Já no dia 7 de dezembro, o documento foi apresentado a Bolsonaro, juntamente com militares. Neste encontro, segundo a PF, o ex-presidente aprovou as alterações. A nova versão excluía as prisões de Gilmar Mendes e Rodrigo Pacheco, mas mantinha a de Alexandre de Moraes, além da ordem de realização de novas eleições.

No mesmo dia, Bolsonaro pediu uma reunião para apresentar a minuta do decreto ao general Freire Gomes, comandante do Exército, ao almirante Garnier Santos, comandante da Marinha, e ao ministro da Defesa, Paulo Sérgio Nogueira.
Dois dias depois, em 9 de dezembro, Bolsonaro fez alterações no decreto e apresentou ao general que ofereceu tropas. Nesse dia, o ex-chefe do Executivo se reuniu no Alvorada com o general Theophilo Gaspar de Oliveira, então comandante de Operações Terrestres. Segundo a PF, ele era quem estava disposto a cumprir as determinações relacionadas ao golpe de Estado se Bolsonaro viesse a assinar o decreto.

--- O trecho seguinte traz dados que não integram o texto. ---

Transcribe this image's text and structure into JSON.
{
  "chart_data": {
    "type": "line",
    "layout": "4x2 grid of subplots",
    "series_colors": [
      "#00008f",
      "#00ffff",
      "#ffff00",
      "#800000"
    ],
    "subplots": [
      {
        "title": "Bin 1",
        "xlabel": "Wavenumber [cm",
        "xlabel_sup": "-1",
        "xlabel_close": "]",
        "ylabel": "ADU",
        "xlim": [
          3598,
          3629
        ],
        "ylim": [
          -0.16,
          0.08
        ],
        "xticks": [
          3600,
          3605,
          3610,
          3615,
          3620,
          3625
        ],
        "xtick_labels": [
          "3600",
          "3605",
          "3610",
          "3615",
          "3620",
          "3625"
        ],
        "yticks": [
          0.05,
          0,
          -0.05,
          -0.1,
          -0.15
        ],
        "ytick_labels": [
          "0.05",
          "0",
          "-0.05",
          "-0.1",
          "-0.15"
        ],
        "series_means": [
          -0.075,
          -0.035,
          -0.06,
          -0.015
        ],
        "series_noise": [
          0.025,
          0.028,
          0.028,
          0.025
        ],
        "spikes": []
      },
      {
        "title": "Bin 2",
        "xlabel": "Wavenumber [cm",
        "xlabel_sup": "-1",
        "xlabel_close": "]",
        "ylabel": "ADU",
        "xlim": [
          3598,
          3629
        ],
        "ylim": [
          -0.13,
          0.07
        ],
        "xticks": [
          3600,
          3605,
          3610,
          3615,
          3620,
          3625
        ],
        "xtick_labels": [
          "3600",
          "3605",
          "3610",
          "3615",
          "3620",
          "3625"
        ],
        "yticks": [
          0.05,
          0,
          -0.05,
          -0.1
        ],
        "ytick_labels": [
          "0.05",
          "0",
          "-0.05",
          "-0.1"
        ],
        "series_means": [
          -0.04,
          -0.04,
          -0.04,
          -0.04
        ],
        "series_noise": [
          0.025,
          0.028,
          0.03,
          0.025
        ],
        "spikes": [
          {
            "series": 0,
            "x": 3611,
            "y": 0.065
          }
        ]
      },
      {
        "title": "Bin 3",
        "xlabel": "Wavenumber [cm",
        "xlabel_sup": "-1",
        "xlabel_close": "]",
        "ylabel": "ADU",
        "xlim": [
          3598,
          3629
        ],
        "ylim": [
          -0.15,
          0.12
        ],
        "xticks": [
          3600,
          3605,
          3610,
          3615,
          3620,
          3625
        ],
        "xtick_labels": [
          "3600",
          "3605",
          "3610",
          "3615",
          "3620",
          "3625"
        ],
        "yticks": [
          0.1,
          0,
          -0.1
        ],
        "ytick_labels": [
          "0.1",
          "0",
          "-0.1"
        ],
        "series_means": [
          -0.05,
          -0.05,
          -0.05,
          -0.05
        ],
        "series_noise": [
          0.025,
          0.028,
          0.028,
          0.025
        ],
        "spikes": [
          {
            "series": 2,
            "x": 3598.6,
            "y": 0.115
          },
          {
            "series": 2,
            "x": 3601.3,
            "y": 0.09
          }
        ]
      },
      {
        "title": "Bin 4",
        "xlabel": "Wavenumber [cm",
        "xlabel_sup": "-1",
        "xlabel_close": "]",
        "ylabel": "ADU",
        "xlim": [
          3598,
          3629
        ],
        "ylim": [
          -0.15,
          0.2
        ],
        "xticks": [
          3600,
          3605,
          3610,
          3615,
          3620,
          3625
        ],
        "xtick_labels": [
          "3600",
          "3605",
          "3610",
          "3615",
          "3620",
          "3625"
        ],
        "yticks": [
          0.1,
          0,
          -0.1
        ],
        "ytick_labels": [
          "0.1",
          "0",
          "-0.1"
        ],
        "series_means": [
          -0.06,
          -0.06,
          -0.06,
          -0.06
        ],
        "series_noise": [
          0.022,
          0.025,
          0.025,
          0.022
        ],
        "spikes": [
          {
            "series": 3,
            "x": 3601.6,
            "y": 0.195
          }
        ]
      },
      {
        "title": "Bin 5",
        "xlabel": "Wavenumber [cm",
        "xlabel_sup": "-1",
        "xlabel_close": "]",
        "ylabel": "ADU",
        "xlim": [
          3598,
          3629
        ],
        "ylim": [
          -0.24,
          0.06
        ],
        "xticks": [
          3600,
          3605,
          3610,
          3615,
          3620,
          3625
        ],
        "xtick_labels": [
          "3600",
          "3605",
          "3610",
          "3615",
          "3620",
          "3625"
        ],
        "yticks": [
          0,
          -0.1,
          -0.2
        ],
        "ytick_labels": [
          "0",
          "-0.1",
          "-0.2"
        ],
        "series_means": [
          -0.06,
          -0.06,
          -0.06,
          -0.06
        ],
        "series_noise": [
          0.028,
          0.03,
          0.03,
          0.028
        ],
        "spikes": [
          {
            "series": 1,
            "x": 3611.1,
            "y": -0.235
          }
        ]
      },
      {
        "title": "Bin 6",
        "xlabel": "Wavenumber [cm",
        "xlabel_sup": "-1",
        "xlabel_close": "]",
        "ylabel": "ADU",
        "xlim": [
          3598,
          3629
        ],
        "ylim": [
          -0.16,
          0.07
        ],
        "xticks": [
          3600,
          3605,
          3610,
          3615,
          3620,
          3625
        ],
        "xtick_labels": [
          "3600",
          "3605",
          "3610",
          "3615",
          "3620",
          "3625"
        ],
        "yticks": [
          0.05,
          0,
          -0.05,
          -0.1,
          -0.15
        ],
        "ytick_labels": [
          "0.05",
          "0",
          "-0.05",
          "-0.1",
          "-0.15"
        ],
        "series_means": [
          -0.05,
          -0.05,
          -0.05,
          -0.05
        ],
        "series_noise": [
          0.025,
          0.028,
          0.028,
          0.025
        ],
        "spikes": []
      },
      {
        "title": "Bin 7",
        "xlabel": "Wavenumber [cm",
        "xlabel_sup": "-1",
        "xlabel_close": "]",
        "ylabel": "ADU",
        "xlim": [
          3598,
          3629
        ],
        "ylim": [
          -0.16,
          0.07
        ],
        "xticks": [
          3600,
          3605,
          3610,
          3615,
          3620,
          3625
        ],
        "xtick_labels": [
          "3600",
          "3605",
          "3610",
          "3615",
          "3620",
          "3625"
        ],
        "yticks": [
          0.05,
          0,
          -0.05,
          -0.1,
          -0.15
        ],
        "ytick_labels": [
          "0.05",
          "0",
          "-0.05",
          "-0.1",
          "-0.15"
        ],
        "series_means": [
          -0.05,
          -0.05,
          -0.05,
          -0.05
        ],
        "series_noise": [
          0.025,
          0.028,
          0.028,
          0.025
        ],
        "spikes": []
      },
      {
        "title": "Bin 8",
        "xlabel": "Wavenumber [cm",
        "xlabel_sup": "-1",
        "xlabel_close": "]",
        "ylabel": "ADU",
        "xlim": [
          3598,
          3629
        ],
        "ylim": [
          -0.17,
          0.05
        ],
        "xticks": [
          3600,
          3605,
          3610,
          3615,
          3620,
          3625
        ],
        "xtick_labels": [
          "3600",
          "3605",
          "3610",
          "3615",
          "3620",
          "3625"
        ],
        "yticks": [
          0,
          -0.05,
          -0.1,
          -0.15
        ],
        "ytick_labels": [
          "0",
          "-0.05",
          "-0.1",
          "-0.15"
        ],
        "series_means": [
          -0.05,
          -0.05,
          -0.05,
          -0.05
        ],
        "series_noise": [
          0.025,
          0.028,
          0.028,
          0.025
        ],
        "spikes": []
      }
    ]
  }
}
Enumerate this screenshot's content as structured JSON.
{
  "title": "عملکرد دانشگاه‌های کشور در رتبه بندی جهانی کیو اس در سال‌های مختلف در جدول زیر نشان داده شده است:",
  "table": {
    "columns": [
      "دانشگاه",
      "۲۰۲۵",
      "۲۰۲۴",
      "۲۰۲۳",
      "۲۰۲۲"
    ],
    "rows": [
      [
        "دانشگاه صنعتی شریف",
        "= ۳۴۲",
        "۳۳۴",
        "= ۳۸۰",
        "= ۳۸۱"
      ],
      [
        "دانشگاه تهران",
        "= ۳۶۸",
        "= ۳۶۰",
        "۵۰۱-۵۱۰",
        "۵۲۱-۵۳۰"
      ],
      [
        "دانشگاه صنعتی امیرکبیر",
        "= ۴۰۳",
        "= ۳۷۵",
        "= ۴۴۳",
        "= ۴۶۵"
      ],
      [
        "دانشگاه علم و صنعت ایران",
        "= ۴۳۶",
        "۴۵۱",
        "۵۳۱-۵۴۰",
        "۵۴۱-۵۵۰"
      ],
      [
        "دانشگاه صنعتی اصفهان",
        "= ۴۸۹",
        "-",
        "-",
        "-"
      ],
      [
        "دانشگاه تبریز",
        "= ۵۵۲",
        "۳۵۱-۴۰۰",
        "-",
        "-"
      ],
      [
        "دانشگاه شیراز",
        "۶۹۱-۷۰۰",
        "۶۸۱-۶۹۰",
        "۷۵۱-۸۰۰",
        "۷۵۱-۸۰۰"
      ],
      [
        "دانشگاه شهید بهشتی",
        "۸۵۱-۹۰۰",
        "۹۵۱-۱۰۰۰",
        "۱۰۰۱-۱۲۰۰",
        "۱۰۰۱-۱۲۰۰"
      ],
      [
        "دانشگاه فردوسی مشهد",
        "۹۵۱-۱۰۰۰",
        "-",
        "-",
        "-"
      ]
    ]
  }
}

A PF, agora, considera prioridade ouvir o general Freire Gomes para confirmar a cronologia da minuta golpista.
Defesa do ex-presidente sobre o documento
A defesa do ex-presidente disse que Jair Bolsonaro "jamais compactuou com qualquer movimento que visasse a desconstrução do Estado Democrático de Direito ou as instituições que o pavimentam".

Os advogados afirmaram que o documento com o plano golpista encontrado no gabinete de Bolsonaro havia sido impresso para que ele "pudesse tomar conhecimento" de materiais mencionados na investigação da PF.

"O ex-presidente — desconhecendo o conteúdo de tais minutas — solicitou ao seu advogado criminalista, Dr. Paulo Amador da Cunha Bueno, que as encaminhasse em seu aplicativo de mensagens, para que pudesse tomar conhecimento do material dos referidos arquivos".

"A impressão provavelmente permaneceu no local da diligência de busca e apreensão ocorrida na data de hoje, que alcançou inclusive o gabinete do ex-presidente, razão porque lá foi apreendido", acrescentaram.

Em nota, a defesa também criticou a medida, determinada por Alexandre de Moraes, que apreendeu o passaporte do ex-presidente. Segundo eles, a determinação foi "absolutamente desnecessária".
Manifestação
Em meio a situação, o ex-presidente convocou apoiadores para ato na Av. Paulista, em São Paulo, no próximo dia 25. Esta será a primeira manifestação bolsonarista convocada pelo ex-chefe do Executivo brasileiro desde 8 de janeiro de 2023, quando seus apoiadores protagonizaram ataques às sedes dos Três Poderes, em Brasília.
A convocação foi feita por Bolsonaro, por meio de um vídeo divulgado nas redes sociais. Na publicação, Bolsonaro argumenta que o ato será "pacífico" e pede que seus apoiadores evitem levar faixas "contra quem quer que seja". Em atos anteriores convocados pelo ex-presidente, era comum a exibição de faixas pedindo intervenção federal e atacando ministros do Supremo Tribunal Federal (STF).